Epiphqny / VisTR

[CVPR2021 Oral] End-to-End Video Instance Segmentation with Transformers
https://arxiv.org/abs/2011.14503
Apache License 2.0
739 stars 95 forks source link

The visualization of decoder attention_weight #30

Open sally1913105 opened 3 years ago

sally1913105 commented 3 years ago

image I want to visualization attention_weight of decoder moudle, I take the output of multihead_attn in the last layer of decoder ,but the shape is that(bs,360,36hw) where h*w is the shape of feature map, I don't understand that there are 36 different attention_weight with the same instances of the same frame as the picture show
Can you explain what this means

Epiphqny commented 3 years ago

Hi @sally1913105, we compute the spatial and temporal attention, then for 36 frames sequence there are 36 attention weights for each prediction, even the prediction is for a specific frame. In this way, the features from other frames could help the segmentation of this frame.

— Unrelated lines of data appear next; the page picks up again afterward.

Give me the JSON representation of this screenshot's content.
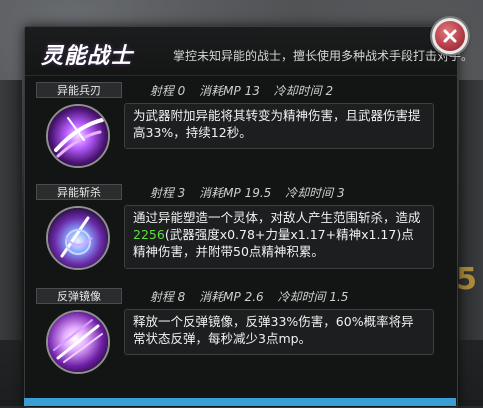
{
  "panel": {
    "title": "灵能战士",
    "subtitle": "掌控未知异能的战士，擅长使用多种战术手段打击对手。"
  },
  "background": {
    "number": "5"
  },
  "skills": [
    {
      "name": "异能兵刃",
      "range_label": "射程",
      "range": "0",
      "mp_label": "消耗MP",
      "mp": "13",
      "cd_label": "冷却时间",
      "cd": "2",
      "desc_parts": [
        "为武器附加异能将其转变为精神伤害，且武器伤害提高33%，持续12秒。"
      ],
      "icon": "purple-blade-slash-icon"
    },
    {
      "name": "异能斩杀",
      "range_label": "射程",
      "range": "3",
      "mp_label": "消耗MP",
      "mp": "19.5",
      "cd_label": "冷却时间",
      "cd": "3",
      "desc_pre": "通过异能塑造一个灵体，对敌人产生范围斩杀，造成",
      "desc_highlight": "2256",
      "desc_post": "(武器强度x0.78+力量x1.17+精神x1.17)点精神伤害，并附带50点精神积累。",
      "icon": "spirit-execution-icon"
    },
    {
      "name": "反弹镜像",
      "range_label": "射程",
      "range": "8",
      "mp_label": "消耗MP",
      "mp": "2.6",
      "cd_label": "冷却时间",
      "cd": "1.5",
      "desc_parts": [
        "释放一个反弹镜像，反弹33%伤害，60%概率将异常状态反弹，每秒减少3点mp。"
      ],
      "icon": "reflect-mirror-icon"
    }
  ],
  "colors": {
    "highlight": "#5fdc3c",
    "accent_purple": "#b06bff",
    "close_red": "#b6404a"
  }
}
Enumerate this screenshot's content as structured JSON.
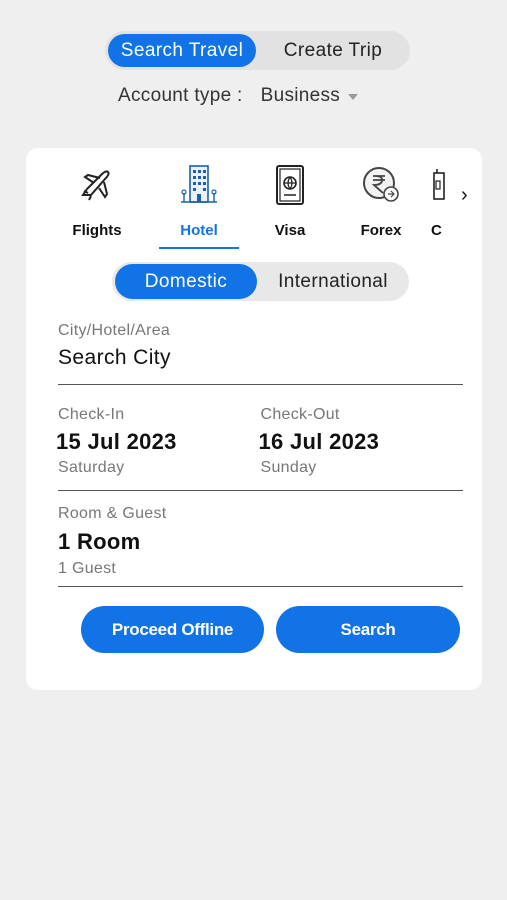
{
  "top_toggle": {
    "search_travel": "Search Travel",
    "create_trip": "Create Trip"
  },
  "account": {
    "label": "Account type :",
    "value": "Business"
  },
  "services": [
    {
      "label": "Flights",
      "icon": "airplane-icon"
    },
    {
      "label": "Hotel",
      "icon": "hotel-building-icon"
    },
    {
      "label": "Visa",
      "icon": "passport-icon"
    },
    {
      "label": "Forex",
      "icon": "rupee-exchange-icon"
    },
    {
      "label": "C",
      "icon": "partial-service-icon"
    }
  ],
  "hotel_type": {
    "domestic": "Domestic",
    "international": "International"
  },
  "city": {
    "label": "City/Hotel/Area",
    "placeholder": "Search City"
  },
  "check_in": {
    "label": "Check-In",
    "date": "15 Jul 2023",
    "day": "Saturday"
  },
  "check_out": {
    "label": "Check-Out",
    "date": "16 Jul 2023",
    "day": "Sunday"
  },
  "room_guest": {
    "label": "Room & Guest",
    "rooms": "1 Room",
    "guests": "1 Guest"
  },
  "buttons": {
    "proceed_offline": "Proceed Offline",
    "search": "Search"
  },
  "colors": {
    "accent": "#1273e6",
    "background": "#efefef",
    "card": "#ffffff"
  }
}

sally1913105 commented 3 years ago

Thank you for your answer! Can I think of it as within the 36 attention weights of ith prediction only ith attention weights is for ith features and others attention weights is for other features? but How to combine these 36 attention weights?

Epiphqny commented 3 years ago

hi @sally1913105, for each prediction we only use the attention weights of the corresponding frame in this stage. The weights do not need to be combined. Interaction with other frames is realized by the following 3D convolutions.